L’arrivée de mademoiselle Ogherman interrompit cette conversation. Elle était encore plus abattue qu’à l’ordinaire ; ses yeux, fatigués par les larmes, étaient languissants : sa respiration paraissait difficile.

— Vous êtes plus souffrante ? lui dit Ermance avec inquiétude.

Et madame de Volberg, voyant que Natalie hésitait à répondre, dit :

— Je la trouve aussi moins bien aujourd’hui, et je ne comprends pas ce qui a pu occasionner ce changement dans sa santé, dont je commençais à être beaucoup plus contente. Je crois que l’air du spectacle ne lui vaut rien. Albert est venu hier nous apporter la loge du prince de Schwarz… à la Comédie française. Talma jouait ; elle ne l’avait jamais vu dans l’Oreste d’Andromaque. Vous savez qu’il y est admirable ? Eh bien, il s’est surpassé à tel point hier qu’Albert était à moitié fou en l’entendant maudire la fatalité de son amour et que Natalie a pensé s’en trouver mal. Ces sortes d’émotions ne valent rien pour les santés délicates : aussi ai-je résolu de ne plus la mener voir Talma.

— Il faudrait aussi l’empêcher de lire Racine, dit tout bas Ferdinand à madame de Lorency, et surtout Andromaque, ce drame universel qui se joue continuellement dans le monde, où l’on n’aime bien que celui qui en aime une autre.

— Si le ciel ne vient à son secours, pensa Ermance en voyant l’altération des traits de Natalie, elle sera morte avant six mois.

Et cette pénible réflexion la décida à aller au bal de l’archi-chancelier.

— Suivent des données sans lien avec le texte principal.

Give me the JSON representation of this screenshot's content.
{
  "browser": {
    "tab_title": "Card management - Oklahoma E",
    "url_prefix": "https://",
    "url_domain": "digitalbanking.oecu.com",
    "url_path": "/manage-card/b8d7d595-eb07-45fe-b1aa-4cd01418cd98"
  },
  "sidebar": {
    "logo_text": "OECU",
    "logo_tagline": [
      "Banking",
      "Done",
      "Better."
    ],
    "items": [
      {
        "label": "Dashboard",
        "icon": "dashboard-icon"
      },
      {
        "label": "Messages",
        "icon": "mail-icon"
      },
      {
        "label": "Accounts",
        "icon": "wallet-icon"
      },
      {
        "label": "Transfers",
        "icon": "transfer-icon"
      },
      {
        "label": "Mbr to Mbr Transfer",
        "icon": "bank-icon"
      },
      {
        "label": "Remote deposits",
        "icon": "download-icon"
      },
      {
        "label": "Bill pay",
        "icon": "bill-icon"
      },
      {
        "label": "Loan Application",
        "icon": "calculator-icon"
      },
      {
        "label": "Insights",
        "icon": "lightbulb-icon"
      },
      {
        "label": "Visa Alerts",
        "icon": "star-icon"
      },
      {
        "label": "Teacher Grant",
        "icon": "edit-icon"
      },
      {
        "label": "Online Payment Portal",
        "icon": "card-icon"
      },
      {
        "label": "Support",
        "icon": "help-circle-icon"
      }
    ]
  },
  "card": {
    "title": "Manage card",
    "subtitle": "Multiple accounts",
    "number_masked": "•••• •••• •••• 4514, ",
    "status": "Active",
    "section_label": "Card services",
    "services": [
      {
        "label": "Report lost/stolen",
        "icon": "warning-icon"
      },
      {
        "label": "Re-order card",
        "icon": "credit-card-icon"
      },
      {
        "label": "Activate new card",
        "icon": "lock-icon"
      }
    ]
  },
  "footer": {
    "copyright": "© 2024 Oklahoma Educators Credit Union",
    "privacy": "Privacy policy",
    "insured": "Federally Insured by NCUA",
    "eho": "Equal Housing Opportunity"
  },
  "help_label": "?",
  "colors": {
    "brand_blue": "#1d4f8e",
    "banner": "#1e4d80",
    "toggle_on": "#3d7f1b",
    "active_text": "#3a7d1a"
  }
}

Que de fois un motif aussi triste a conduit une femme dans ces lieux de plaisirs où les plus cruelles passions se cachent sous le rire ! dans ces bals déguisés où le soupçon, la jalousie, la vengeance espèrent saisir un moment favorable pour faire expier leurs tourments à de coupables victimes ! Ah ! si l’on pouvait lire sur la plupart de ces masques joyeux le sentiment qui les anime, on se croirait transporté tout à coup dans une de ces maisons où le sombre désespoir et les éclats de rire offrent l’affreux spectacle de la démence incurable.